Little is known about the individual and societal economic burden of WAD. For instance, little is known about the prevalence of long-lasting work disability due to WAD, which probably the most costly part. This burden is probably largely dependent on the legislation in different countries. In 2002, an independent and temporary Commission on whiplash-related injuries was informed in Sweden, initiated by the four largest motor vehicle insurers. The mandate of the 3-year commission was an examination of the problems of WAD from road safety, medical care, insurance and societal aspects. One of the conclusions of the final report was that the yearly cost for society and for the insurance industry was approximately SEK 1.5 billion (US$201 million), while projected costs (i.e. what new cases of WAD arising in a particular year will cost society and insurers by the time the person reaches retirement age) amounted to SEK 4.6 billion (US$648 million). These calculations were based on an annual incidence of 30,000 WAD cases (324 per 100,000 inhabitants) in the year 2002. Since the report’s publication, the number of WAD cases have decreased dramatically to about 16,000 claims in 2008 (173 per 100,000 inhabitants), which, of course, has an impact on the overall costs.

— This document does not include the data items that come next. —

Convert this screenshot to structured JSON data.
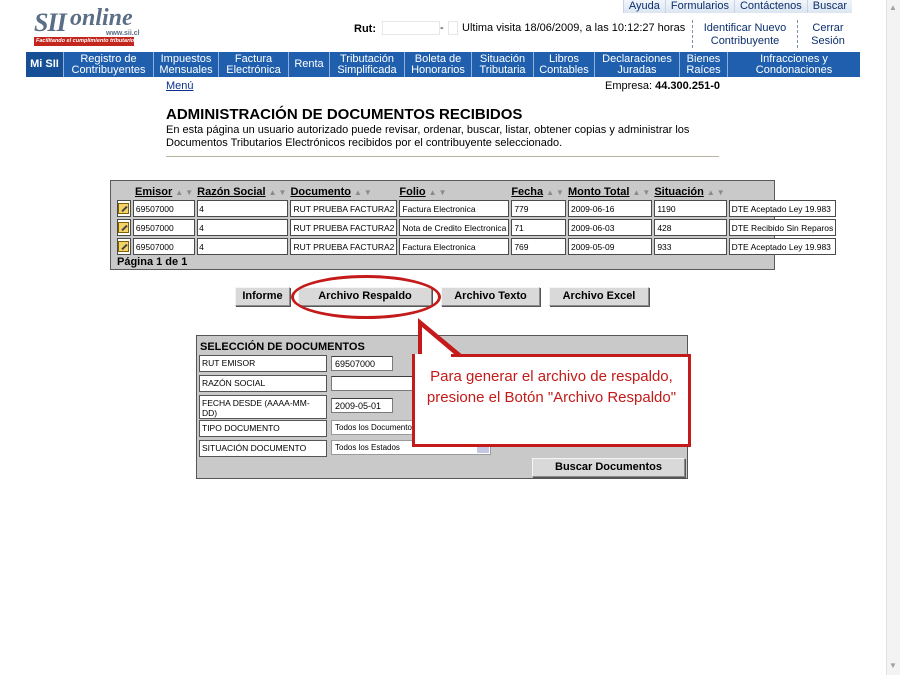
{
  "header": {
    "logo_text_sii": "SII",
    "logo_text_online": "online",
    "logo_url": "www.sii.cl",
    "logo_slogan": "Facilitando el cumplimiento tributario",
    "top_links": [
      "Ayuda",
      "Formularios",
      "Contáctenos",
      "Buscar"
    ],
    "rut_label": "Rut:",
    "rut_separator": "-",
    "last_visit": "Ultima visita 18/06/2009, a las 10:12:27 horas",
    "identify_link": "Identificar Nuevo Contribuyente",
    "logout_link": "Cerrar Sesión"
  },
  "nav": {
    "items": [
      "Mi SII",
      "Registro de Contribuyentes",
      "Impuestos Mensuales",
      "Factura Electrónica",
      "Renta",
      "Tributación Simplificada",
      "Boleta de Honorarios",
      "Situación Tributaria",
      "Libros Contables",
      "Declaraciones Juradas",
      "Bienes Raíces",
      "Infracciones y Condonaciones"
    ]
  },
  "page": {
    "menu_link": "Menú",
    "empresa_label": "Empresa:",
    "empresa_value": "44.300.251-0",
    "title": "ADMINISTRACIÓN DE DOCUMENTOS RECIBIDOS",
    "description": "En esta página un usuario autorizado puede revisar, ordenar, buscar, listar, obtener copias y administrar los Documentos Tributarios Electrónicos recibidos por el contribuyente seleccionado."
  },
  "grid": {
    "columns": [
      "Emisor",
      "Razón Social",
      "Documento",
      "Folio",
      "Fecha",
      "Monto Total",
      "Situación"
    ],
    "active_sort_column": "Fecha",
    "rows": [
      {
        "emisor": "69507000",
        "dv": "4",
        "razon": "RUT PRUEBA FACTURA2",
        "documento": "Factura Electronica",
        "folio": "779",
        "fecha": "2009-06-16",
        "monto": "1190",
        "situacion": "DTE Aceptado Ley 19.983"
      },
      {
        "emisor": "69507000",
        "dv": "4",
        "razon": "RUT PRUEBA FACTURA2",
        "documento": "Nota de Credito Electronica",
        "folio": "71",
        "fecha": "2009-06-03",
        "monto": "428",
        "situacion": "DTE Recibido Sin Reparos"
      },
      {
        "emisor": "69507000",
        "dv": "4",
        "razon": "RUT PRUEBA FACTURA2",
        "documento": "Factura Electronica",
        "folio": "769",
        "fecha": "2009-05-09",
        "monto": "933",
        "situacion": "DTE Aceptado Ley 19.983"
      }
    ],
    "pager": "Página 1 de 1"
  },
  "buttons": {
    "informe": "Informe",
    "archivo_respaldo": "Archivo Respaldo",
    "archivo_texto": "Archivo Texto",
    "archivo_excel": "Archivo Excel"
  },
  "form": {
    "title": "SELECCIÓN DE DOCUMENTOS",
    "rut_emisor_label": "RUT EMISOR",
    "rut_emisor_value": "69507000",
    "razon_social_label": "RAZÓN SOCIAL",
    "razon_social_value": "",
    "fecha_desde_label": "FECHA DESDE (AAAA-MM-DD)",
    "fecha_desde_value": "2009-05-01",
    "tipo_documento_label": "TIPO DOCUMENTO",
    "tipo_documento_value": "Todos los Documentos",
    "situacion_label": "SITUACIÓN DOCUMENTO",
    "situacion_value": "Todos los Estados",
    "search_button": "Buscar Documentos"
  },
  "annotation": {
    "callout_text": "Para generar el archivo de respaldo, presione el Botón \"Archivo Respaldo\"",
    "accent_color": "#c41a1a"
  }
}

Comparable data has not been found, but there is some evidence from a study that addressed the incidence of WAD in 10 European countries. The administrative data suggests that the total claims cost in Switzerland was 500 million Swiss francs (US$467 million). Switzerland’s population is 80% that of Sweden. Expenditures in addition to the claims cost was not reported in that study.

In summary, as in almost all other diseases and injuries, factors that are involved in the risk or prognosis of WAD are multifactorial and constitute a web of biological, psychological and social components.